Les experts sud-coréens affirment que la raison pour laquelle des milliers de médecins résidents sont en grève est la recherche de profits, qui réduirait le revenu si le pays comptait plus de médecins.
Plus de 9 000 médecins, qui constituent l'essentiel du personnel soignant et traitant les patients gravement malades, ont quitté les hôpitaux pour protester contre une politique d'augmentation des quotas d'inscription dans les écoles de médecine, mettant la Corée du Sud au bord d'une crise médicale majeure.
Les grévistes protestaient contre le projet de réforme de l'enseignement médical proposé par le gouvernement , qui prévoit une augmentation de 2 000 places dans les facultés de médecine à partir de 2025. Ils ont déclaré que ce projet d'augmentation du nombre d'étudiants en médecine aurait un impact sur la qualité des services de santé, ainsi que sur leurs revenus et leur statut social. Au lieu d'augmenter les quotas d'inscription, le gouvernement devrait s'attaquer aux revenus et aux conditions de travail des professionnels de santé actuels.
Parallèlement, les experts affirment que les médecins s'opposent au projet d'expansion car de nombreux hôpitaux, principalement privés, fonctionnent selon une structure axée sur le profit. Dans les pays occidentaux, les hôpitaux publics représentent plus de 50 % des établissements médicaux, selon Jeong Hyoung-sun, professeur de gestion de la santé à l'Université Yonsei. Les médecins se réjouissent donc de pouvoir compter sur davantage de collègues, ce qui réduit leur charge de travail tout en maintenant leurs salaires inchangés.
Cependant, en Corée, de nombreux médecins gèrent leurs propres cliniques. Si des concurrents apparaissent à l'avenir, leurs revenus pourraient diminuer.
« C’est une bataille pour les profits », a déclaré le professeur.
Lee Ju-yul, professeur au département de gestion de la santé de l'université de Namseoul, a souligné que le système de rémunération à l'acte était la cause de la concurrence entre les médecins.
« Dans le cadre de ce programme, les médecins facturent séparément chaque service qu'ils fournissent. Mais le gâteau se réduit avec le nombre de médecins », a déclaré Lee.
Selon lui, c'est pour cela que le concept de « traitement de trois minutes » est apparu lorsque les médecins ne consacraient que trois minutes à chaque patient, afin d'augmenter le nombre de traitements et de réaliser de plus grands profits.
Personnel médical dans un hôpital de Gwangju, février 2024. Photo : AFP
Ce n’est pas la première fois que des médecins protestent contre le projet d’augmentation des quotas d’admission.

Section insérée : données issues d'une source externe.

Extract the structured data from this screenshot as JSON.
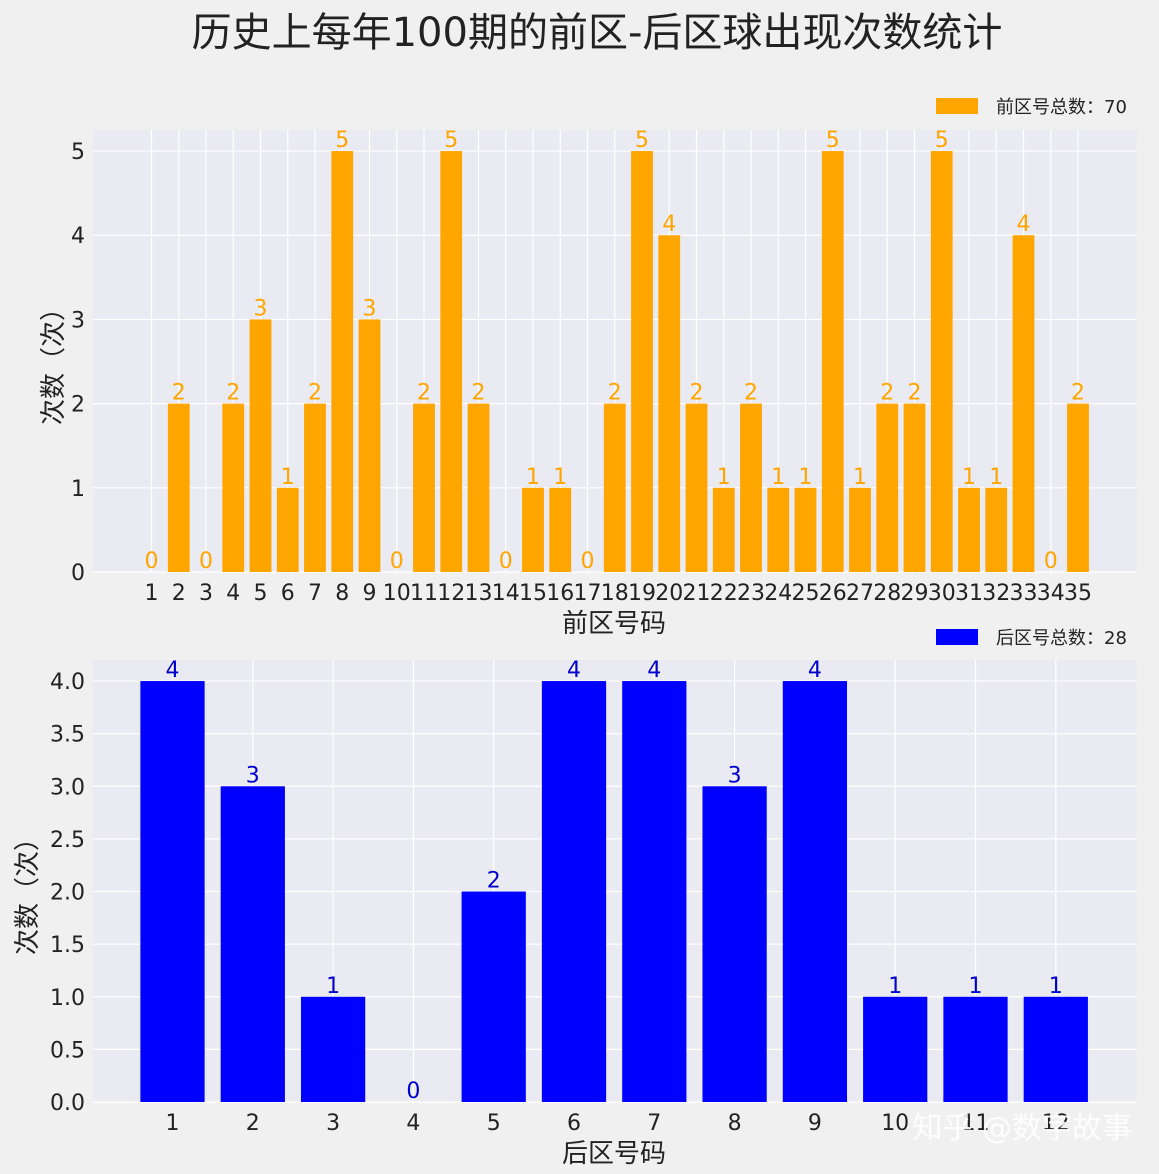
{
  "title": "历史上每年100期的前区-后区球出现次数统计",
  "watermark": "知乎 @数字故事",
  "colors": {
    "front": "#ffa500",
    "back": "#0000ff",
    "plot_bg": "#eaeaf2",
    "grid": "#ffffff"
  },
  "chart_data": [
    {
      "type": "bar",
      "xlabel": "前区号码",
      "ylabel": "次数（次）",
      "legend": "前区号总数：70",
      "legend_position": "upper-right",
      "ylim": [
        0,
        5.25
      ],
      "yticks": [
        "0",
        "1",
        "2",
        "3",
        "4",
        "5"
      ],
      "categories": [
        "1",
        "2",
        "3",
        "4",
        "5",
        "6",
        "7",
        "8",
        "9",
        "10",
        "11",
        "12",
        "13",
        "14",
        "15",
        "16",
        "17",
        "18",
        "19",
        "20",
        "21",
        "22",
        "23",
        "24",
        "25",
        "26",
        "27",
        "28",
        "29",
        "30",
        "31",
        "32",
        "33",
        "34",
        "35"
      ],
      "values": [
        0,
        2,
        0,
        2,
        3,
        1,
        2,
        5,
        3,
        0,
        2,
        5,
        2,
        0,
        1,
        1,
        0,
        2,
        5,
        4,
        2,
        1,
        2,
        1,
        1,
        5,
        1,
        2,
        2,
        5,
        1,
        1,
        4,
        0,
        2
      ],
      "grid": true
    },
    {
      "type": "bar",
      "xlabel": "后区号码",
      "ylabel": "次数（次）",
      "legend": "后区号总数：28",
      "legend_position": "upper-right",
      "ylim": [
        0,
        4.2
      ],
      "yticks": [
        "0.0",
        "0.5",
        "1.0",
        "1.5",
        "2.0",
        "2.5",
        "3.0",
        "3.5",
        "4.0"
      ],
      "categories": [
        "1",
        "2",
        "3",
        "4",
        "5",
        "6",
        "7",
        "8",
        "9",
        "10",
        "11",
        "12"
      ],
      "values": [
        4,
        3,
        1,
        0,
        2,
        4,
        4,
        3,
        4,
        1,
        1,
        1
      ],
      "grid": true
    }
  ]
}
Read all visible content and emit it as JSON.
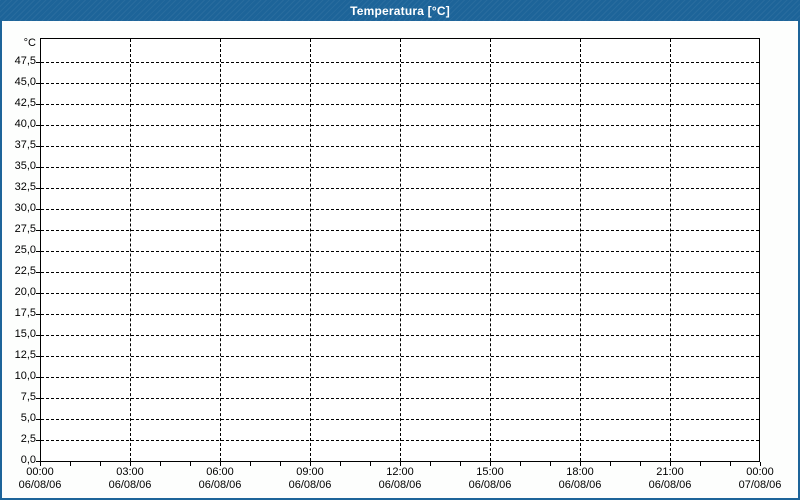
{
  "window": {
    "title": "Temperatura [°C]"
  },
  "colors": {
    "titlebar_bg": "#1d6499",
    "titlebar_text": "#ffffff",
    "window_border": "#1d6499",
    "plot_background": "#ffffff",
    "axis_line": "#000000",
    "grid_line": "#000000",
    "label_text": "#000000"
  },
  "chart_data": {
    "type": "line",
    "title": "Temperatura [°C]",
    "y_unit_label": "°C",
    "ylabel": "",
    "xlabel": "",
    "ylim": [
      0,
      50
    ],
    "y_tick_step": 2.5,
    "y_ticks": [
      "0,0",
      "2,5",
      "5,0",
      "7,5",
      "10,0",
      "12,5",
      "15,0",
      "17,5",
      "20,0",
      "22,5",
      "25,0",
      "27,5",
      "30,0",
      "32,5",
      "35,0",
      "37,5",
      "40,0",
      "42,5",
      "45,0",
      "47,5"
    ],
    "x_ticks": [
      {
        "time": "00:00",
        "date": "06/08/06"
      },
      {
        "time": "03:00",
        "date": "06/08/06"
      },
      {
        "time": "06:00",
        "date": "06/08/06"
      },
      {
        "time": "09:00",
        "date": "06/08/06"
      },
      {
        "time": "12:00",
        "date": "06/08/06"
      },
      {
        "time": "15:00",
        "date": "06/08/06"
      },
      {
        "time": "18:00",
        "date": "06/08/06"
      },
      {
        "time": "21:00",
        "date": "06/08/06"
      },
      {
        "time": "00:00",
        "date": "07/08/06"
      }
    ],
    "x_minor_ticks_per_hour": 1,
    "x_total_hours": 24,
    "grid": "dashed",
    "legend": "none",
    "series": []
  }
}
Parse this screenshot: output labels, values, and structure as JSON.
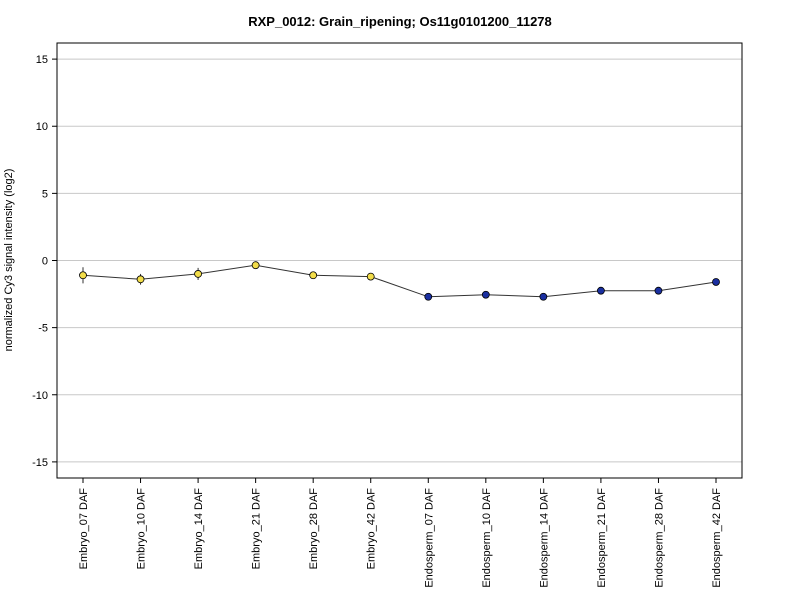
{
  "chart_data": {
    "type": "line",
    "title": "RXP_0012: Grain_ripening; Os11g0101200_11278",
    "xlabel": "",
    "ylabel": "normalized Cy3 signal intensity (log2)",
    "ylim": [
      -16.2,
      16.2
    ],
    "yticks": [
      -15,
      -10,
      -5,
      0,
      5,
      10,
      15
    ],
    "grid": true,
    "categories": [
      "Embryo_07 DAF",
      "Embryo_10 DAF",
      "Embryo_14 DAF",
      "Embryo_21 DAF",
      "Embryo_28 DAF",
      "Embryo_42 DAF",
      "Endosperm_07 DAF",
      "Endosperm_10 DAF",
      "Endosperm_14 DAF",
      "Endosperm_21 DAF",
      "Endosperm_28 DAF",
      "Endosperm_42 DAF"
    ],
    "values": [
      -1.1,
      -1.4,
      -1.0,
      -0.35,
      -1.1,
      -1.2,
      -2.7,
      -2.55,
      -2.7,
      -2.25,
      -2.25,
      -1.6
    ],
    "errors": [
      0.6,
      0.4,
      0.45,
      0.1,
      0.15,
      0.1,
      0.1,
      0.1,
      0.1,
      0.1,
      0.1,
      0.1
    ],
    "point_colors": [
      "#f2dd4a",
      "#f2dd4a",
      "#f2dd4a",
      "#f2dd4a",
      "#f2dd4a",
      "#f2dd4a",
      "#1a2fa0",
      "#1a2fa0",
      "#1a2fa0",
      "#1a2fa0",
      "#1a2fa0",
      "#1a2fa0"
    ],
    "line_color": "#333333",
    "grid_color": "#c8c8c8"
  }
}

En juillet 2020, l'administration Moon Jae-in a tenté d'augmenter le nombre d'écoles de médecine, mais dans une moindre mesure, de 4 000 étudiants sur dix ans, à compter de l'année universitaire 2022. Ce plan a également été confronté à une grève de deux semaines des médecins, du 21 août au 8 septembre, alors que le pays était aux prises avec la pandémie de Covid-19.
Mais selon les observateurs, le nombre de médecins ayant participé à la manifestation était faible, car beaucoup travaillaient en étroite collaboration avec les patients pendant la pandémie. Cela a permis au public de sympathiser avec leur travail acharné et leurs efforts pour sauver des vies en cette période d'incertitude. Le gouvernement a ensuite renoncé à son projet d'augmentation des quotas d'inscription face à l'intensification de la pandémie.
L'opinion publique a évolué. Un sondage mené par la Fédération coréenne des professionnels de la santé en décembre 2023 a révélé que près de 90 % de la population est favorable à l'augmentation du nombre d'admissions en faculté de médecine. Selon un rapport publié par le député du Parti démocrate de Corée, Kim Won-i, ce chiffre est en hausse de près de 20 % par rapport à 2022.
La semaine dernière, le discours d'une médecin lors d'une manifestation est devenu viral. Elle a déclaré qu'elle donnerait la priorité à ses patients, en réponse à l'appel du gouvernement à leur accorder la priorité. Ce discours a suscité des commentaires négatifs, beaucoup le qualifiant d'arrogant et d'autoritaire.
Actuellement, la Corée du Sud compte 2,2 médecins pour 1 000 habitants, un chiffre bien inférieur aux 3,7 médecins pour 1 000 habitants rapportés par l'Organisation de coopération et de développement économiques . Ce chiffre est de 4,5 en Allemagne, 3,2 en France et 2,6 au Japon. Les autorités affirment que la Corée du Sud a besoin de davantage de médecins pour se préparer à une « société ultra-vieillissante », où les seniors représenteront 20 % de la population d'ici 2025 et 30 % d'ici 2035.